Wednesday, May 18, 2011

More metro Detroit library news for May 2011

While I was celebrating some good news for Troy's library in yesterday's post, other libraries were making less auspicious headlines. From the Detroit Free Press comes the following story.

Macomb Co. libraries take a hit in plan
BY CHRISTINA HALL
May 17, 2011
Macomb County Executive Mark Hackel gave his organization plan to county commissioners Monday, detailing $2.5 million in cuts annually, including more than $900,000 to the county library.
As I wrote, not a good headline. Since the devil is in the details, let's take a close-up look at Old Scratch.
Hackel's plan calls for transferring the Library for the Blind and Physically Handicapped, which employs four people, to the Clinton-Macomb District Library, saving the county nearly $200,000 a year.
At least that's not closing a library (and this particular facility would be a very bad one to close), just having someone else take care of it. Still, I wonder what the Clinton-Macomb District Library thinks of this and what it will do to their budget. That's something for a follow-up post.

What else?
It also calls for phasing out, by the end of the year, the Reference and Research Center, which provides reference books, magazines, newspapers and online databases, saving the county $716,000.
That's not good. This closes off a major source for research in the state's third most populous county. Unfortunately, I don't know of any constituencies outside of librarians and scholars who would rally to keep it open.

Speaking of programs who have advocates in the community, here's one that survived the budget axe.
Nearly $34,000 to Macomb Literacy Partners would continue in the plan, but a more suitable location for the program would be explored.
Basic literacy has a big constituency, even if it's only parents with young children, so I'm not surprised this program will continue. Besides, it constitutes only a small portion of the budget.
There are all kinds of other budget-saving and austerity measures in the revised budget, so I recommend you read the article at the link. However, I want to point out one set in particular that has nothing to do with libraries, but everything to do with sustainability, before I move on.An additional $100,000 in savings would come from eliminating seven of the county's 38 boards, including the Water Quality Board, Historical Commission and county Economic Development Corp.

However, Hackel said he is considering advisory councils for some of the eliminated boards, such as water quality, a big issue for him and the commissioners.
...
[County Commission Chairwoman Kathy] Vosburg said she doesn't believe anyone will see a group being the watchdog for water quality going away, "and the board will make sure that function of being that watchdog will not go away."
The bad news is that local governance for sustainbility--water quality, historical commission, and economic development (the sustainability triad, environment, society, and economy, strikes again!)--has been demoted. The good news is that the really important ones will continue in less expensive forms.

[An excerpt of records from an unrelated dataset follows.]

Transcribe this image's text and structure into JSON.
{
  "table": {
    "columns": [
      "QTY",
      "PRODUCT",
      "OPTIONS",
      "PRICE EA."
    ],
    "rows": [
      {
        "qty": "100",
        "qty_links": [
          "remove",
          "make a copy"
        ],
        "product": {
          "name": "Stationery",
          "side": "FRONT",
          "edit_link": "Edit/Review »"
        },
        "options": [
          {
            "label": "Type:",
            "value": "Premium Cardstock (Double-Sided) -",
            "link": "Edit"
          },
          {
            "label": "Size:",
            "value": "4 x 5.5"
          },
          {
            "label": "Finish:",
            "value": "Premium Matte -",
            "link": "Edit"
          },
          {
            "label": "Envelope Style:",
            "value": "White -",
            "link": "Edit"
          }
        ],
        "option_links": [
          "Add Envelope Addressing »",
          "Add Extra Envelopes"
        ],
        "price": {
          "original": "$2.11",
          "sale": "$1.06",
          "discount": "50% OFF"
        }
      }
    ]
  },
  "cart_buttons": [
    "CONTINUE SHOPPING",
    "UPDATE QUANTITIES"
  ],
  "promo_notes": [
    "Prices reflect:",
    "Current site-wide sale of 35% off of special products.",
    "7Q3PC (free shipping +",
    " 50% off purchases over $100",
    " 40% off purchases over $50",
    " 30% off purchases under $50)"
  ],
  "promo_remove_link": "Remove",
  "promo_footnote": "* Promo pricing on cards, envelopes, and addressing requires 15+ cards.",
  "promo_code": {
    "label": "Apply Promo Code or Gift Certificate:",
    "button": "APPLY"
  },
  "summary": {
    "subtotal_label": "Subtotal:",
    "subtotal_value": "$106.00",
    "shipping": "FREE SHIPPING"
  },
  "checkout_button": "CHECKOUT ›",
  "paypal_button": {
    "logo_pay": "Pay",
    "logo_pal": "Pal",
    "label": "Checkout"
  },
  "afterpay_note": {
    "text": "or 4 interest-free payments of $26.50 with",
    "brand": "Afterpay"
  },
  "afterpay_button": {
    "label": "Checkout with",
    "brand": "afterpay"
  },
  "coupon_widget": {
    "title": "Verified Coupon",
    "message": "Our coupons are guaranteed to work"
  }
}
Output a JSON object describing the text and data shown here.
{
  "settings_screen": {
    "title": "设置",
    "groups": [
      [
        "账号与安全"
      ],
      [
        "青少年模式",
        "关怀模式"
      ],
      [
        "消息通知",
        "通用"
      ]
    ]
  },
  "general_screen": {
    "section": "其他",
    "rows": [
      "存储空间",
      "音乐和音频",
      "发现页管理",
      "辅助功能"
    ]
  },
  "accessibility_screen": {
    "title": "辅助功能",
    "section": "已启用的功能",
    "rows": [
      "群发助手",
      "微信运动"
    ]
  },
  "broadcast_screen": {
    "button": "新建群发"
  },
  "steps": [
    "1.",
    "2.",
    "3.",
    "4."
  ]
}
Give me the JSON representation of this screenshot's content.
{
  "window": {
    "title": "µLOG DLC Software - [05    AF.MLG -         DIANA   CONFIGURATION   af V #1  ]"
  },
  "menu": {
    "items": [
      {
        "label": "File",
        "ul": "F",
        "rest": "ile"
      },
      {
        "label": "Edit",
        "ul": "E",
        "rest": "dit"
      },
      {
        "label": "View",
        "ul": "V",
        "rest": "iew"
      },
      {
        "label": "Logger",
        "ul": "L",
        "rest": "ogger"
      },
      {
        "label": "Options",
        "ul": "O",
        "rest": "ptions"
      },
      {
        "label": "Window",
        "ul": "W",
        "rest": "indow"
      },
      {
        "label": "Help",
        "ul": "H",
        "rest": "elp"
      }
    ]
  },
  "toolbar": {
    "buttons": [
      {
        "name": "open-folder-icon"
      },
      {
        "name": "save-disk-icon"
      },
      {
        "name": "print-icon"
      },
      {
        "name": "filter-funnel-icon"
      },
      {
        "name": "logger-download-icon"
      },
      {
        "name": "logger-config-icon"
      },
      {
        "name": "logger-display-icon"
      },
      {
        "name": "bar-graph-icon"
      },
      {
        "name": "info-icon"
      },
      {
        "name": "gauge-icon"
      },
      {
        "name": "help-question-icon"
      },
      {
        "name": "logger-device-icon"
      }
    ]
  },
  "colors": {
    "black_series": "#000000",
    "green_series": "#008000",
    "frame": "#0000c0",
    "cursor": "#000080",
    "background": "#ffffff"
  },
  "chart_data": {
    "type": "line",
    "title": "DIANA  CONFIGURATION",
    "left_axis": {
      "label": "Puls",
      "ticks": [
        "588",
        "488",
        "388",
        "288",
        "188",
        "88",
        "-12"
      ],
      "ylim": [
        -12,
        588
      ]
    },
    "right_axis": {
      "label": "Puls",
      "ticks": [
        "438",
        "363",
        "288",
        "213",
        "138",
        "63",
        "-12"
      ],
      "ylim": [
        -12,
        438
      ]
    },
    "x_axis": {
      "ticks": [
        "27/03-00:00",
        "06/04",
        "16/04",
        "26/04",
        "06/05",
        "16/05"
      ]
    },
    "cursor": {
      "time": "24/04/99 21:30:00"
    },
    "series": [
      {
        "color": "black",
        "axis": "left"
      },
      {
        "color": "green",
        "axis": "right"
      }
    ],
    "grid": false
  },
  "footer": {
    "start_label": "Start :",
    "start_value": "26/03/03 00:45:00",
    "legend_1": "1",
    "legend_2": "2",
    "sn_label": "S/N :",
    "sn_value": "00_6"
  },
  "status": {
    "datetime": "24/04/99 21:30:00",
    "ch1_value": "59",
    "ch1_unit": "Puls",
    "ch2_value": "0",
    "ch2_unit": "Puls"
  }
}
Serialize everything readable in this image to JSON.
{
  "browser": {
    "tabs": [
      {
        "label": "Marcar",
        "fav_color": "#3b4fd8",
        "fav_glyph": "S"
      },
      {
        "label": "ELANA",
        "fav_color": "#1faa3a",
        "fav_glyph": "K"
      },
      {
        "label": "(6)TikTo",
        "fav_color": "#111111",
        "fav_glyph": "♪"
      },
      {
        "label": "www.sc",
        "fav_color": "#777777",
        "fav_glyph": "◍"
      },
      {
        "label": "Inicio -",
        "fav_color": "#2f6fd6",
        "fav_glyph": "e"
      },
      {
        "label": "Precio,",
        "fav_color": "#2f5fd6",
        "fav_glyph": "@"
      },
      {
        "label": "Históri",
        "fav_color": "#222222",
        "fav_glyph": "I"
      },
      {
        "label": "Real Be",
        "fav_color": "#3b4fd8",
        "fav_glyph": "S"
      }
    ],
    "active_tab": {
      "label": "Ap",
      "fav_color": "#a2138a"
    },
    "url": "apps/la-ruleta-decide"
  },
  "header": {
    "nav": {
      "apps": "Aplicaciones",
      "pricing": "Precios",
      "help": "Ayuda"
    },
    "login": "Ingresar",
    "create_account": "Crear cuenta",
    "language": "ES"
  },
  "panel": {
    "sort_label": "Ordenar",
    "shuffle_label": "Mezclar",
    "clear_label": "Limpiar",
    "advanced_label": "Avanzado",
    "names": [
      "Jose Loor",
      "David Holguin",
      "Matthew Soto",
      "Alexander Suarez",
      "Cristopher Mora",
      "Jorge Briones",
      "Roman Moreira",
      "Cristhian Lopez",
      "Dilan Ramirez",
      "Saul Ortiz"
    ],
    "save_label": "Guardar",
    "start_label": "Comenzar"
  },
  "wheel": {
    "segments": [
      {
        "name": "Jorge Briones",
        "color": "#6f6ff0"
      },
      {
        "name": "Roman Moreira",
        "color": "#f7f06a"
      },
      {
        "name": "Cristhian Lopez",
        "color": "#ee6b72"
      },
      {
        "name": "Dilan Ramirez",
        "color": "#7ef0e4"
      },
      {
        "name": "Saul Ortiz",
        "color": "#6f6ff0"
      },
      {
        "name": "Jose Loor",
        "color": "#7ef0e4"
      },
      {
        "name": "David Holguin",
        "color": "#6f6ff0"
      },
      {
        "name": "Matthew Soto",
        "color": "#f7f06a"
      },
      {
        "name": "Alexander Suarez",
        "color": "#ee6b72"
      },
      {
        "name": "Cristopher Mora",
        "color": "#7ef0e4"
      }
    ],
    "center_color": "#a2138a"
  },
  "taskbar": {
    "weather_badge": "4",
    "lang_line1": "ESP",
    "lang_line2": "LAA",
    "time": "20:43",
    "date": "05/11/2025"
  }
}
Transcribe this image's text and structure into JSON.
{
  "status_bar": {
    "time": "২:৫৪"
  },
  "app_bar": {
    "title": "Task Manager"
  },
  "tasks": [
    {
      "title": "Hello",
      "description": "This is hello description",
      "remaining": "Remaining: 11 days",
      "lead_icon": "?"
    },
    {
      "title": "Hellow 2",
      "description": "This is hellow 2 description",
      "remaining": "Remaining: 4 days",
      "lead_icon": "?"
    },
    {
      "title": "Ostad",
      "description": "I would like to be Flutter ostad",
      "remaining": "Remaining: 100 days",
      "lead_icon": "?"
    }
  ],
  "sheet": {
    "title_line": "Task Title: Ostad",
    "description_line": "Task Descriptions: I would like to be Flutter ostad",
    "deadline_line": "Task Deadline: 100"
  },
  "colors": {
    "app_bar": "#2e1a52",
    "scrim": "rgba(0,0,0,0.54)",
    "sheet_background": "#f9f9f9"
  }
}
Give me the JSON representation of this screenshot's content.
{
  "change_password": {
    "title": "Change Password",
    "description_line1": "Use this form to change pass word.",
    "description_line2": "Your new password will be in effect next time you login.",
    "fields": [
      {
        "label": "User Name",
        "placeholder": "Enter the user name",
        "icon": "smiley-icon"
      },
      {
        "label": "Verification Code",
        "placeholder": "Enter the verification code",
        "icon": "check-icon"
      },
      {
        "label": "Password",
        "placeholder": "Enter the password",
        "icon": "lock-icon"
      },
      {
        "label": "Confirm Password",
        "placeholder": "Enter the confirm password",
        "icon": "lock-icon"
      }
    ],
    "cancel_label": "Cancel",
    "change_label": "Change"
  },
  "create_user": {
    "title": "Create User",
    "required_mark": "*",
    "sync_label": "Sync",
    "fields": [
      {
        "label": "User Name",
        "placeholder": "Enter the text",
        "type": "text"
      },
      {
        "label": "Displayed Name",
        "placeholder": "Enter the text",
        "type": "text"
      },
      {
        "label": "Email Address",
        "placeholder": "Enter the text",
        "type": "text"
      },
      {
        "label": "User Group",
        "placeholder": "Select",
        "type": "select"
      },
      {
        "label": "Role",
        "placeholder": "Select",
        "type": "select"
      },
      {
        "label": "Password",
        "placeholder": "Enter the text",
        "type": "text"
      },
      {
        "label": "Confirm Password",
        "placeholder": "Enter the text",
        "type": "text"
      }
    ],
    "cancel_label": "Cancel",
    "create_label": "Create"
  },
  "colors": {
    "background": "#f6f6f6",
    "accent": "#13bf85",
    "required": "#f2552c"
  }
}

Now, some good library news from earlier this month that I missed.

Royal Oak Review via C&G News: Voters approve operating millage for Clawson library
By Jeremy Carroll
May 3, 2011
Voters approved a 0.33-mill tax increase to fund operations at Blair Memorial Library and to allow the facility to be fully self-sufficient.

The vote came two years after voters passed a 0.5-mill increase to expand the building, which opened again in 2010 after a period of reconstruction.
...
A total of 54.8 percent of the 2,425 voters approved the measure during the May 3 election.
...
The 0.33-mill request will raise just over $100,000, the amount the library would have needed from the city to remain open the minimum number of hours to receive state aid.
...
A total of 25.6 percent of registered voters in the city cast their ballot in the election, higher than Clerk Machele Kukuk expected.
That's all good news, and may it foreshadow an equally good result in neighboring Troy this coming August.